At much the same time, Joseph Terry was setting himself up in competition with Rowntree’s. Since 1767 he had been producing candied citron, jujubes, mint cakes and coltsfoot rock at a site on Bootham. In 1823 he moved to St Helen’s Square and there laid the foundations for the famous company.

Terry's_of_York

Terry’s Chocolate Works on Bishopthorpe Road

In the 1930s Terry’s built their factory, the Chocolate Works, a red brick, art deco building on 170 acres on Bishopthorpe Road. They named themselves Terry’s of York, acquired their own cocoa plantation in the Venezuelan Andes (using a cocoa palm as their logo) and developed Neapolitans, All Gold and Terry’s Chocolate Orange; and like Rowntree initiated insurance, pension schemes, convalescent and social clubs and holidays with pay.

The 1960s brought massive changes for Terry’s. It is a story of takeover and merger, by  United Biscuits and eventually Kraft who closed the Chocolate Works, moved production to Europe and made 300 workers redundant.

The landmark Chocolate Works is yet to be developed into flats and offices. The shop in St Helen’s Square is now a bar named Harker’s, though a replica of the shop can be found in the Castle Museum – a reminder of the glories of this pioneering Yorkshire giant.
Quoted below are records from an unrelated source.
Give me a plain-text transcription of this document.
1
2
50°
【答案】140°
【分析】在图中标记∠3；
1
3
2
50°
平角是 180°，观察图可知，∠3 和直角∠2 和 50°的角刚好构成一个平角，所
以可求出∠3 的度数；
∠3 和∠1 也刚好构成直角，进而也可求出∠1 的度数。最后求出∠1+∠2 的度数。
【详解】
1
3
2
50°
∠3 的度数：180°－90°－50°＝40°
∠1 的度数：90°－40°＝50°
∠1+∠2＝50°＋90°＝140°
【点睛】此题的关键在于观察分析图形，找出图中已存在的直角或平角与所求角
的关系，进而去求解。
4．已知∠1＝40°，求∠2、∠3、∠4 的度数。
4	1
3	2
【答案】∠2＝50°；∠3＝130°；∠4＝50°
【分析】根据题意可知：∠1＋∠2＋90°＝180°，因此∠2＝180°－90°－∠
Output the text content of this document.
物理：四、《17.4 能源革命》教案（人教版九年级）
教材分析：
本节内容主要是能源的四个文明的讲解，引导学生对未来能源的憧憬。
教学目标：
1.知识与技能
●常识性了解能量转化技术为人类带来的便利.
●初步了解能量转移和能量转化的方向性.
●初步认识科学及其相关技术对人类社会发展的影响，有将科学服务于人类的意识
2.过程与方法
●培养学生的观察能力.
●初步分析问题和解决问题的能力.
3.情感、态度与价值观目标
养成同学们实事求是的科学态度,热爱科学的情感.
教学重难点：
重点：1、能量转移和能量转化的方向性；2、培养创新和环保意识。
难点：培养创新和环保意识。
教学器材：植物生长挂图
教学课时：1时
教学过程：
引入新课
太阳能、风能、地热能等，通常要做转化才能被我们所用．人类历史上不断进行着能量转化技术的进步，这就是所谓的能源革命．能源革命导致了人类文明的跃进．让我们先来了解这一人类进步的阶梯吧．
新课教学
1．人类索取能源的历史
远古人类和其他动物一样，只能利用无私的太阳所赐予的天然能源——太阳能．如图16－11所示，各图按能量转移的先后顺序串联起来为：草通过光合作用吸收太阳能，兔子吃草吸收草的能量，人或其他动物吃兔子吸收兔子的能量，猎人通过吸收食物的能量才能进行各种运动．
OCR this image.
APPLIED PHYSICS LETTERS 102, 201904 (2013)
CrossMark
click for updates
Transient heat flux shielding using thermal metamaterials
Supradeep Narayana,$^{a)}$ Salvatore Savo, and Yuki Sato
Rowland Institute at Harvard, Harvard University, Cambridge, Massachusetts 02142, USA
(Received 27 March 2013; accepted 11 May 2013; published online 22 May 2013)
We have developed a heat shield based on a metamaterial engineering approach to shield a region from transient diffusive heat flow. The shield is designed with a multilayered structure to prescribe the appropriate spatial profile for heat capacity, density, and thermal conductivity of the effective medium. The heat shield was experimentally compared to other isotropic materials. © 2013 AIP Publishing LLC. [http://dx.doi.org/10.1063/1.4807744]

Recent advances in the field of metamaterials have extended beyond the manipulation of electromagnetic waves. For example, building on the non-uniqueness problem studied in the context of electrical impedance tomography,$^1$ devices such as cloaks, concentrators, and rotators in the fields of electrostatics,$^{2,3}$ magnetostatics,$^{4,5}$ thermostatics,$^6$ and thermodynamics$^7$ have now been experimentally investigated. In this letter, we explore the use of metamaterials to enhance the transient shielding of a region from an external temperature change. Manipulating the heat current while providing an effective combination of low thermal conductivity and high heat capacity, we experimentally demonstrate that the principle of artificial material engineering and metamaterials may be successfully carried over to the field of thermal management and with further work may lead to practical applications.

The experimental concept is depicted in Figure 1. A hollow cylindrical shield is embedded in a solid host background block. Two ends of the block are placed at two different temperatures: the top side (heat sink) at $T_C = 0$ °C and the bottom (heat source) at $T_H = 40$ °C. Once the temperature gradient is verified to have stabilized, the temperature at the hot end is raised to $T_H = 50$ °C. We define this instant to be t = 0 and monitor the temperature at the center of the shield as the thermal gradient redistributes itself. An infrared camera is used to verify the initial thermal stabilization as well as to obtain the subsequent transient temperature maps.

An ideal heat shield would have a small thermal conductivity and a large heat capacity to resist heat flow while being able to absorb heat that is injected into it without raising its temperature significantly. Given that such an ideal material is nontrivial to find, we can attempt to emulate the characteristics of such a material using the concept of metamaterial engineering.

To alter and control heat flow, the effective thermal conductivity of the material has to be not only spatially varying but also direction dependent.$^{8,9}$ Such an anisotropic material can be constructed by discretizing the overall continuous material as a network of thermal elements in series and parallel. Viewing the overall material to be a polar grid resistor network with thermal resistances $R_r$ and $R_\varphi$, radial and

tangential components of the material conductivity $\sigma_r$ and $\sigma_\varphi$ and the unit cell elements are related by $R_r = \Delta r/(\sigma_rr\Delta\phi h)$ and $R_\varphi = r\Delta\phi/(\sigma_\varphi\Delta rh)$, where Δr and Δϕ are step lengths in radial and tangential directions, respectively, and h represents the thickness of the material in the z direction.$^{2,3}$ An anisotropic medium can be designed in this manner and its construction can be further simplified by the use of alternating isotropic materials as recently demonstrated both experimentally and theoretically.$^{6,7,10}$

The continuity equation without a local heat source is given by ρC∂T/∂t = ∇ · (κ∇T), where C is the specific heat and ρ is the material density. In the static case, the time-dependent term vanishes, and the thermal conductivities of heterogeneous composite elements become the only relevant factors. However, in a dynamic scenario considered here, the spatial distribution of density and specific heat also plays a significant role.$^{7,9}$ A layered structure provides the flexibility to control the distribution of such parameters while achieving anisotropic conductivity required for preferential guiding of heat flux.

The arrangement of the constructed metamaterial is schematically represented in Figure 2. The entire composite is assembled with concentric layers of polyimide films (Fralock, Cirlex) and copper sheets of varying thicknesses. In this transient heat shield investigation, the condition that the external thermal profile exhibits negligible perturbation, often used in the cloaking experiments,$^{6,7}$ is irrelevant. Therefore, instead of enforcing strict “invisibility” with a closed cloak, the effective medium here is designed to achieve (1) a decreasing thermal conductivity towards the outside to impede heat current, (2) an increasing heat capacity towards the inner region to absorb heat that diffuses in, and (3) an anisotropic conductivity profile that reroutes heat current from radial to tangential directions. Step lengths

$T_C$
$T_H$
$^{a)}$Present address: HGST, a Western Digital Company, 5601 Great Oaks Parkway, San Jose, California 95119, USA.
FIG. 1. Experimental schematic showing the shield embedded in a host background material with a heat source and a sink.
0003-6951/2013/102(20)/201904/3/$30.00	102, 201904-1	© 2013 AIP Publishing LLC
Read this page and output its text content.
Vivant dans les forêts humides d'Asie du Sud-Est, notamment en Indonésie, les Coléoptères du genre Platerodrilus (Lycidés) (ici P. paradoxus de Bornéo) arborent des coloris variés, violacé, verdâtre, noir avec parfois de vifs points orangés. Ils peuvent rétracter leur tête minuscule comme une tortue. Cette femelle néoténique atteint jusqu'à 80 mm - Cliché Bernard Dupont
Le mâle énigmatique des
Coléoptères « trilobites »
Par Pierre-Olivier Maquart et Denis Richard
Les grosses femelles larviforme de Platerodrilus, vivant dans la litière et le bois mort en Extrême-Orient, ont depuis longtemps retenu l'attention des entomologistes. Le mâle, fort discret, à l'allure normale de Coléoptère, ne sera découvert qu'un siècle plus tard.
By the mid-80s Rowntree’s was also facing takeover. A hostile approach by the Swiss multi-national Nestlé led to vigorous protests. Opponents even traveled to Switzerland to protest at the Nestlé headquarters. The takeover went ahead anyway.

Nestlé was and remains, the world’s biggest and most powerful food multi-national. It also stands condemned in some countries for its marketing of infant formula in the developing world where access to clean water is limited. A British boycott of Nescafé has been in place for many years supported by bodies as august as Save the Children and the Women’s Institute. There is little doubt where Joseph Rowntree would have stood.